Boris chuckled at this until George elbowed the lad in his ribs. A difficult feat, considering Boris had a clean two feet on George in height.
“Got your clothes too?” Tom asked. “Course you do.”
“What of it?” I asked.
“Why you always changing in the outhouse?” George asked, then laughed with his usual annoying titter.
“Yeah, in the outhouse,” echoed Boris.
“You think you’re better than the rest of us?” Thomas asked. “Gotta have your own changing room? Can’t just change in the company of the rest of us, like the rest of us?”
“Maybe I just don’t like your company,” I said. “I find the company in the toilet much better. At least the waste in there doesn’t talk as much, and there is very little difference in the smell.”
Little George stopped laughing.
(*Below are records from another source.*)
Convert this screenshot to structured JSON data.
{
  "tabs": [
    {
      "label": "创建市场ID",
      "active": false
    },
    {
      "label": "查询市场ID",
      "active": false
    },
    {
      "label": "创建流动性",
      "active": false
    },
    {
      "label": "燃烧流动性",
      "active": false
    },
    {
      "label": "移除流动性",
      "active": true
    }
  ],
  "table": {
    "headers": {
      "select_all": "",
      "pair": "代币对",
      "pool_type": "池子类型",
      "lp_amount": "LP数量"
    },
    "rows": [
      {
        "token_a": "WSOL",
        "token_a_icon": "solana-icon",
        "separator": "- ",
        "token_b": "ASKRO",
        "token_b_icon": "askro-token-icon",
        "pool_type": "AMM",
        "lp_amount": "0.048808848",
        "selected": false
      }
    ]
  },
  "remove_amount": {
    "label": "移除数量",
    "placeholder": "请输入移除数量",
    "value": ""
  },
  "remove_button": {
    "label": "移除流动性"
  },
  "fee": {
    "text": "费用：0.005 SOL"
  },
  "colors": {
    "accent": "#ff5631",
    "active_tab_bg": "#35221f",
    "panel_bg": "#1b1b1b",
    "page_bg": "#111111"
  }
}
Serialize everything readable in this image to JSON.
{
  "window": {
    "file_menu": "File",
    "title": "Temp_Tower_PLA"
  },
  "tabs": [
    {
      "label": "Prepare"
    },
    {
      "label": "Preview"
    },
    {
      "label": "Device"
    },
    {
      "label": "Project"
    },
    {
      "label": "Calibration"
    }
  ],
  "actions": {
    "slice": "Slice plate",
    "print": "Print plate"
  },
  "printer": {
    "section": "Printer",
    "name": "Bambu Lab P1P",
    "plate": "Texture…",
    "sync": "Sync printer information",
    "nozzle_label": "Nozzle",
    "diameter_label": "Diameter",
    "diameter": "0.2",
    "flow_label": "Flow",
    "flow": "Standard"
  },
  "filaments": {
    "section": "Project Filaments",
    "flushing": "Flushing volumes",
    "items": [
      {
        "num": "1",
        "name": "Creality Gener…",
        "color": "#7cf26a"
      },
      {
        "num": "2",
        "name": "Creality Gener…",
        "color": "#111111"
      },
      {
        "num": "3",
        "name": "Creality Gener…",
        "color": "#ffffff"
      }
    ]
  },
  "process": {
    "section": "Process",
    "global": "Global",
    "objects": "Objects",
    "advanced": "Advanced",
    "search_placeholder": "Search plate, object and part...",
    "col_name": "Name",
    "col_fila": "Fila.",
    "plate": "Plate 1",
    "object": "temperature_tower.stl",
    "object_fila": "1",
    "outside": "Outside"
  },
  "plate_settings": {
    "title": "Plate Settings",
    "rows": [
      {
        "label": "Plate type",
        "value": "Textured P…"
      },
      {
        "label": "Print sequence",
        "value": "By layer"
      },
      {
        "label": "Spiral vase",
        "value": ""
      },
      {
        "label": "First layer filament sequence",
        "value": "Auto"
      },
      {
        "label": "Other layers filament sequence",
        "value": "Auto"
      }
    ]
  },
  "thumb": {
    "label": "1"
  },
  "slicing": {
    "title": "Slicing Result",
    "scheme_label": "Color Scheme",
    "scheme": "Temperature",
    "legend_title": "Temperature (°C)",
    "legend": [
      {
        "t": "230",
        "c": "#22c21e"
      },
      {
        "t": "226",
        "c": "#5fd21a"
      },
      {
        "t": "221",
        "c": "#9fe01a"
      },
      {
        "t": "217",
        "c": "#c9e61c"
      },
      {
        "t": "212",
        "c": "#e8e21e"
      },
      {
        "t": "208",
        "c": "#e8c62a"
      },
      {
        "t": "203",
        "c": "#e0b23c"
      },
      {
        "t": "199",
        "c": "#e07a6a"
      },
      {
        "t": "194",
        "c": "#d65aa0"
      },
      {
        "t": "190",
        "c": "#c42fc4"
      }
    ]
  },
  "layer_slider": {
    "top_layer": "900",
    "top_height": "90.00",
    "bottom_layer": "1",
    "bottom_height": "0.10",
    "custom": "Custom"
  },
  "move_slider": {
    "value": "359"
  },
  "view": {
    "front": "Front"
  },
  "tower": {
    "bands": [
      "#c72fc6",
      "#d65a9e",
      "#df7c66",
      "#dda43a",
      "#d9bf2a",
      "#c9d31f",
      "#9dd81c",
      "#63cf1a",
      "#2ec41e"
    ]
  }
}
Boris furrowed his brow as the insult worked its way past his thick skull and into his even thicker brain. Sensing the pressure of eyes upon me, I threw a quick glance over my shoulder. The workhouse windows were filled with faces pressed against the filt
hy glass, gawking at the unfolding scene before them. I once more looked to Thomas, who smiled at me far too knowingly for my tastes.
“You know what I think?” Thomas asked.
“I can’t imagine,” I said.
“I think you just don’t want to strip in front of us.” Thomas cocked his head at me, his crocodile grin all tooth and sneer. “I wonder why that is?”
“Maybe he’s got a bite mark,” George said. “And he don’t want us to see it.”
“Sure,” Thomas said. “He’s always sick. Maybe there’s a reason he’s sick. Maybe he’s infected.”
“If I was sick, you would be the first to know,” I said.
“Why’s that?”
“Because I would make a point to vomit in your shoes every morning.”
A soft chorus of oohs arose from around us where the boys forwent watching from a distance and began to gather for a ringside view. I wished they’d mind their own business, but this spectacle was too good to ignore. I had to admit, if it were another young lad taking on the Ramsey Gang, I would’ve been right in the thick of it with the other lookie-loos.
George started up his laughing again. “Or maybe he’s embarrassed by something. Like maybe he has three balls or something.”
“Yeah, three balls,” Boris echoed, then joined George’s laughter.
Over their tittering, Tom said, “Or maybe he ain’t got no balls at all.”
I dropped my bundle in surprise as my heart leapt into my throat. They couldn’t possibly know the truth! I had been so careful. So methodical. I clenched my fists to keep my hands from trembling. “What are you saying?”
“I think you know what I’m saying.”
“He’s sayin’ you got the backbone of a girl,” George said.
“Yeah, girl,” Boris said. “A little scaredy girl.”
“What do you think, Samuel?” Tom asked. “Since you’re not man enough to undress around us, maybe we should start calling you Samantha.”